Hi. I am trying to move to Canada and I dont kmow what visa to apply for. 
I dont want any agencies cuz they cost like hell. I wanna do it myself. I dont have anyone living there to send me visa so I have to do everything myself.

I am married and my hubby works in afghan embassy kuwait. He is just an admin there.
I have a 1 year old baby.

What visa can I apply for?
I am applying in the CIC website. I havent taken their assessmrnt cuz i dont know where to start from

Thanks!!!


----------



## Parvez1 (Jun 18, 2014)

hii..

If u dnt want to start with agency then u can do it by urself n cic website...u can apply for PR to canada bfre that u can do ur assessment test n that website to know abt ur eligibility...further to that u have to arrange somany documents to upload n cic site..
Mee to looking forward to apply for PR to canada..


----------



## BedouGirl (Sep 15, 2011)

Parvez1 said:


> hii.. If u dnt want to start with agency then u can do it by urself n cic website...u can apply for PR to canada bfre that u can do ur assessment test n that website to know abt ur eligibility...further to that u have to arrange somany documents to upload n cic site.. Mee to looking forward to apply for PR to canada..

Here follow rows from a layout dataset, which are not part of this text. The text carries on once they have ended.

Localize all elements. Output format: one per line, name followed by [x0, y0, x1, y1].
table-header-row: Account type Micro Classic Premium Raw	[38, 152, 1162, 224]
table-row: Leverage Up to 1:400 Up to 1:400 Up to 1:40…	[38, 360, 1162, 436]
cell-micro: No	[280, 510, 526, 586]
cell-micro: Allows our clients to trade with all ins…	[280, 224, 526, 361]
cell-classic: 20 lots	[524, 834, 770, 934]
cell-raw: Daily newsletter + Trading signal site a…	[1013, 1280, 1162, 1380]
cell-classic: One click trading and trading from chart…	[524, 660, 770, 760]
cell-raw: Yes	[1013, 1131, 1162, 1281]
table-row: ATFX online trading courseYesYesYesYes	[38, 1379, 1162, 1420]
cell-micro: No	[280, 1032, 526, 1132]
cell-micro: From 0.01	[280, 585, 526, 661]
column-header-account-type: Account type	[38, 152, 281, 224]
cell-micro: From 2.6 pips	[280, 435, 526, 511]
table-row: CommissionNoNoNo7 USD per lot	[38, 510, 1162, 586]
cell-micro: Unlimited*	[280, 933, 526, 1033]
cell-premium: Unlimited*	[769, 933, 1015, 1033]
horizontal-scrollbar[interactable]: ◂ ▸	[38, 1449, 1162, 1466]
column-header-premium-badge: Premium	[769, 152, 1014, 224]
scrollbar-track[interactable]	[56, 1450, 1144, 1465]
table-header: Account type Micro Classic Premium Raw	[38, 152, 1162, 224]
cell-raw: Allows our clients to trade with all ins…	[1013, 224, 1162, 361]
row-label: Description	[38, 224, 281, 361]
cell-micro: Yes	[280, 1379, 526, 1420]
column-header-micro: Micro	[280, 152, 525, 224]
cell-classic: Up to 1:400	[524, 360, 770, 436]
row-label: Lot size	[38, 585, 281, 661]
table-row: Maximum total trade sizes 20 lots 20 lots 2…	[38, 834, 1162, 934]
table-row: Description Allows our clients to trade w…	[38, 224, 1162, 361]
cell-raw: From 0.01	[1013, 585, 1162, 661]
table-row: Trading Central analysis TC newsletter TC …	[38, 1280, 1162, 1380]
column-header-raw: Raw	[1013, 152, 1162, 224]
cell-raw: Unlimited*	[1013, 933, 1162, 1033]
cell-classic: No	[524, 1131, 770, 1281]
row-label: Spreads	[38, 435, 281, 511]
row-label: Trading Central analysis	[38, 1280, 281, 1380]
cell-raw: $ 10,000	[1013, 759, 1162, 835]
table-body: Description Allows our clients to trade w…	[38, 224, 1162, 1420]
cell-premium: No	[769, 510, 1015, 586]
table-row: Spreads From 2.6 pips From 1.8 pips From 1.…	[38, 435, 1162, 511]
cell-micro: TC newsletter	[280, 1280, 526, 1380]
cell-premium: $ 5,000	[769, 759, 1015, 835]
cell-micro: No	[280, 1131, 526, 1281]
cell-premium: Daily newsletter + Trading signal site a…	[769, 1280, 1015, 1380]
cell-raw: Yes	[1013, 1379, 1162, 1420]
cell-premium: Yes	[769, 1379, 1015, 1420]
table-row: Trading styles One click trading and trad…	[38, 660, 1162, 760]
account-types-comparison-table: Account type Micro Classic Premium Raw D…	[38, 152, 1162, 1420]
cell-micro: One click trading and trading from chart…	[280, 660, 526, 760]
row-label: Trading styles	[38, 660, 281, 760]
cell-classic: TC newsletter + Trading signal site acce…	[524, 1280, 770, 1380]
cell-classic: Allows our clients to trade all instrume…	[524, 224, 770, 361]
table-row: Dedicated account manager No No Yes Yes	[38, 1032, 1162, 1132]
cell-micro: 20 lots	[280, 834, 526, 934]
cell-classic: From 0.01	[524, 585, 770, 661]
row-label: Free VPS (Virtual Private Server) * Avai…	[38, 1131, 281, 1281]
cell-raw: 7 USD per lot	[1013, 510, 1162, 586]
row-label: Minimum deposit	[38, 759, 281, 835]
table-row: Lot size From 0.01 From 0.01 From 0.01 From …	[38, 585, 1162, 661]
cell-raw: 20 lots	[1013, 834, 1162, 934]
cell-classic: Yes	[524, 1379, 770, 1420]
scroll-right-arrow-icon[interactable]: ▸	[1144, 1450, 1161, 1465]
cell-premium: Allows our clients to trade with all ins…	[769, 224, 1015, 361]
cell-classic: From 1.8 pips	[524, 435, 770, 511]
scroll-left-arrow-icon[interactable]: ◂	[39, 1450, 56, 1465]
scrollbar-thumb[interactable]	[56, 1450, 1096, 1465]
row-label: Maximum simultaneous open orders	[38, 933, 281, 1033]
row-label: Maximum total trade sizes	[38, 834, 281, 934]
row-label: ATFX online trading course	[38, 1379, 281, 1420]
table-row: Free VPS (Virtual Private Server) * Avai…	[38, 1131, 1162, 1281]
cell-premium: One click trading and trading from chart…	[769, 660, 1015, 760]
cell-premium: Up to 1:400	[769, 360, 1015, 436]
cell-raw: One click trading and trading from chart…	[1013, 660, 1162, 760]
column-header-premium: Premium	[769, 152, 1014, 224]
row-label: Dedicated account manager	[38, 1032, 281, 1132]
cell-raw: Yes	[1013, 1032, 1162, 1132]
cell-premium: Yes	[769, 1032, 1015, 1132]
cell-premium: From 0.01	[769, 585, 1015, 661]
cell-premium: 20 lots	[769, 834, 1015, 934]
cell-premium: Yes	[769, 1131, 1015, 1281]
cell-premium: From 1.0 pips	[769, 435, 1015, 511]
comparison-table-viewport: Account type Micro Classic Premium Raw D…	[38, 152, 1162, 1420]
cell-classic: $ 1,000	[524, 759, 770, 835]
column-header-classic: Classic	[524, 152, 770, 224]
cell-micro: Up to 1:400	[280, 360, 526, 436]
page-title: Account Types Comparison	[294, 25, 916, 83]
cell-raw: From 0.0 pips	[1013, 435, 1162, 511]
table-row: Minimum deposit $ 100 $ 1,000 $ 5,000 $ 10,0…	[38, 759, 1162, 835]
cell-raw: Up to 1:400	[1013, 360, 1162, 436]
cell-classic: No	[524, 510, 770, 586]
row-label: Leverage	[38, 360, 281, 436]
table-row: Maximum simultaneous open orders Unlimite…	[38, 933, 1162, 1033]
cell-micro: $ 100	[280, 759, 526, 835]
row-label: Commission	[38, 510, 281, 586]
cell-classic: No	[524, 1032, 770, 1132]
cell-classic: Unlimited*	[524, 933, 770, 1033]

Please do not use text speak. It's against forum rules. The rules can be found on the stickies. Suggest you read them before you next post.


----------



## Parvez1 (Jun 18, 2014)

what is text speak by the way???i dont understand and as u mentioned here, wer r the stickers???pls help.


----------



## BedouGirl (Sep 15, 2011)

Parvez1 said:


> what is text speak by the way???i dont understand and as u mentioned here, wer r the stickers???pls help.


Stickies are at the top of the threads. And this is what text speak is http://en.m.wikipedia.org/wiki/SMS_language


----------